The other choice I reach for is MCP. It’s more restrictive and a bit more work to build, but it’s a great fit for collaboration. And collaboration isn’t only about different people running different models with different preferences, which in my experience is usually fine. The harder problem is the execution environment. Whether the model is driving a CLI agent like Claude Code or Codex, or a desktop chat app, each comes with a very different setup: different access to databases, different packages installed, a different network. A local MCP server smooths that over. With something like FastMCP, it’s easy to stand up one unified execution environment, the same data access and the same network, no matter which client is calling.
And whichever form a tool takes, its result still has to get to the next step.
Files as the intermediate
A natural follow-up, once tools are in the picture, is how to return their intermediate results. The straightforward way is to let the model read the output of the function call directly. That works until it doesn’t, and the clearest case is a large dataset. I can’t think of a single situation where loading a big dataset into context is a good idea: it buries the model’s attention and it hurts precision. So instead of reading the result, pass it as a file.
A file isn’t just a workaround for size, it’s a universal channel. The filesystem is shared not only across the steps of one session, but across different agents, and even across different models. It also smooths over the differences between environments: whether the model is running in a desktop app or a command-line agent, almost all of them can reach a file. The execution environments may vary widely in what databases and packages they expose, but a file on disk is the one thing nearly all of them can touch. It’s the same instinct the big multi-agent setups follow: each agent keeps its own private context and hands off through a shared file rather than merging memories. The model’s context is private; the file is the public channel everything can read.

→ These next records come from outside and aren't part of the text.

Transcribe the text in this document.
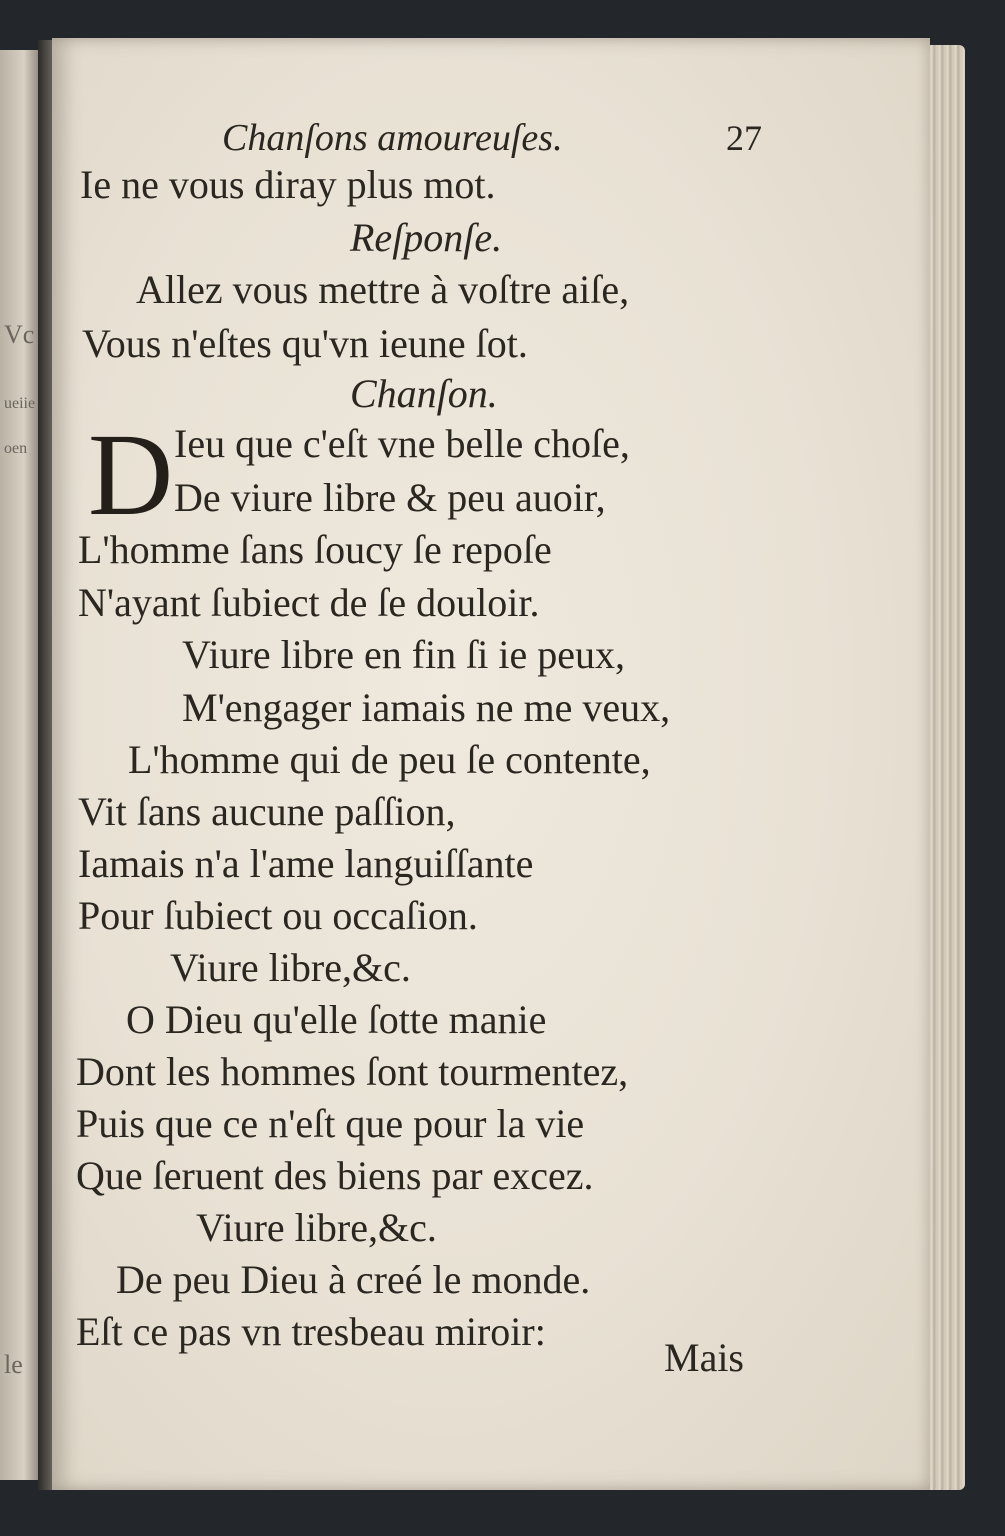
Vc
ueiie
oen
le
Chanſons amoureuſes.	27
Ie ne vous diray plus mot.
Reſponſe.
Allez vous mettre à voſtre aiſe,
Vous n'eſtes qu'vn ieune ſot.
Chanſon.
D Ieu que c'eſt vne belle choſe,
De viure libre & peu auoir,
L'homme ſans ſoucy ſe repoſe
N'ayant ſubiect de ſe douloir.
Viure libre en fin ſi ie peux,
M'engager iamais ne me veux,
L'homme qui de peu ſe contente,
Vit ſans aucune paſſion,
Iamais n'a l'ame languiſſante
Pour ſubiect ou occaſion.
Viure libre,&c.
O Dieu qu'elle ſotte manie
Dont les hommes ſont tourmentez,
Puis que ce n'eſt que pour la vie
Que ſeruent des biens par excez.
Viure libre,&c.
De peu Dieu à creé le monde.
Eſt ce pas vn tresbeau miroir:
Mais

Files also outlast the conversation. Context is wiped the moment a session ends, but a file stays, so it becomes the memory that lets me stop in the middle and pick up tomorrow. And because every handoff is written down, I can open it when something looks wrong and replay a later step on the same file without redoing the expensive ones before it. The workflow stops being a black box and becomes a sequence of checkable artifacts.
Bringing it together
So that’s the shape of it. Start with a knowledge base, so the model has facts to work from instead of its own memory. Pull the parts of a workflow that have to be exact into tools, especially when it’s something I’ll reuse. And pass results between steps as files, so nothing important has to live in the model’s head. Three habits, one idea: give the model the right context instead of hoping it remembers.
None of this is complicated, and that’s sort of the point. These few habits, plus the discipline of checking a result rather than trusting it when it really matters, do most of the work for me. They cut down the hallucinations, they keep the model’s attention on what actually matters, and they turn a one-off chat into a workflow I can run again next week without babysitting it. The model stops guessing and starts standing on something.
At the end of the day, the model is already a remarkably powerful tool, far beyond anything I could build myself. Providing the right context, in the right way, is the small part that’s left to me, and it’s the part that decides whether all that power actually shows up in my work. Give it that, and it becomes the best assistant I’ve ever had. Context, it turns out, really is most of what you need.